The selected films are representational for current Austrian short film making and come from independent film makers, as well as from students at art colleges and universities – the latter often from Austrians studying at international film academies. The inclination to the experimental form is particularly noticeable, a fact reflected both in the submissions and in the competition itself, thus corresponding to the tradition that already made Austria a talking point as a film nation in days gone by. Also gratifying is the fact that, thanks to the support of VDFS and the Austrian Film Institute, the main prize for the best Austrian film is worth 5.000 Euros again this year.

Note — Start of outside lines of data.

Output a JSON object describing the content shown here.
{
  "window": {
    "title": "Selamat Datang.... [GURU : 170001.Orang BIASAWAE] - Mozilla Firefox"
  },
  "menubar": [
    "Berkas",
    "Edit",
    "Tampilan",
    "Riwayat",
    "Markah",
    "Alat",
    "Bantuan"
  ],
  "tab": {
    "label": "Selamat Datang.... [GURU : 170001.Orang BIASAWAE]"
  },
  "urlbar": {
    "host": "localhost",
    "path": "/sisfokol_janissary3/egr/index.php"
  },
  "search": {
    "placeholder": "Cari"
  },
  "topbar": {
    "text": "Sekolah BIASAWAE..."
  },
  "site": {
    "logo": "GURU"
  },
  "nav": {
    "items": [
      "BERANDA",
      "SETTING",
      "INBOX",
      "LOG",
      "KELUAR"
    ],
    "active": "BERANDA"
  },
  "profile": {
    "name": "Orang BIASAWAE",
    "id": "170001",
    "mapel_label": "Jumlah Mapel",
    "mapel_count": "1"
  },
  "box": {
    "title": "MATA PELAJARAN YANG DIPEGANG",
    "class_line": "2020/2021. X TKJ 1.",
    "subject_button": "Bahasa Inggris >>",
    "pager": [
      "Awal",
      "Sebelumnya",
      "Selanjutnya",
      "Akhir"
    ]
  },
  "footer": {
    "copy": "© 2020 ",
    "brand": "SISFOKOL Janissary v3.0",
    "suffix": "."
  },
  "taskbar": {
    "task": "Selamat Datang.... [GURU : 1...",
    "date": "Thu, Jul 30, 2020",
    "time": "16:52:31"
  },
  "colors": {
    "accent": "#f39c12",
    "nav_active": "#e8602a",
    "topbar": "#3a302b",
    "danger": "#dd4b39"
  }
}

The three competition programmes bear the titles NaturGewalt (Force of Nature), JagdSzenen (Hunting Scenes) and WiederSehen (Seeing Again), thus intentionally leaving plenty of room for associations. Several of the films in the first programme are about violence, even though their individual approaches are totally different in style and content. In the second programme we meet hunters and the hunted in films ranging from documentary essays and disturbing experimental films to mockumentaries. And the final programme is all about meeting and meeting again, perception and memory – until the boundaries between film and reality start to blur, rough and hard, and there is a reunion in front of a multicoloured backdrop, which is slowly turning black.
Michael Reutz & Alexandra Valent
Franka Giesemann, Gregor Hochrieser, Daniel Ebner
The Screensessions, the series of musical film programmes within VIS, goes into its third year. Once again we have put together the best national and international music videos, which we will show on the big screen, while also offering a platform for young and established musicians and film makers alike to set their works free from the constraints of computer and tablet screens.
The selected works give a concentrated overview of the host of music clips, which find their way onto websites like YouTube or Vimeo each year, and are the framework for the often neglected perception of audiovisual miniatures as an art form.
The days when music videos were primarily seen as promotional media for songs are long gone by – a development that can be measured by the free and experimental use of the medium. Despite shrinking budgets and the disappearance of (music) TV, the clips are experiencing a revival (on the internet in particular), and thanks to distribution on social media this can result in world-wide hypes, attracting an ever growing audience.
Taking these questions as a starting point, there will also be a supporting programme to the Screensessions, which will address improving networking among music and film makers, and will also attempt to answer questions on copyright, distribution in times of internet marketing and any conflicts that may arise between the involved parties. This year the METRO Kinokulturhaus serves as the perfect venue for this combination of discourse and art appreciation – and after the screenings the wonderful musician Philipp Quehenberger will grace the stage with a live performance. True to the tried and tested concept of the CinemaSessions developed by Filmarchiv Austria he will thrill us with new interpretations of silent works by Josephine Ahnelt.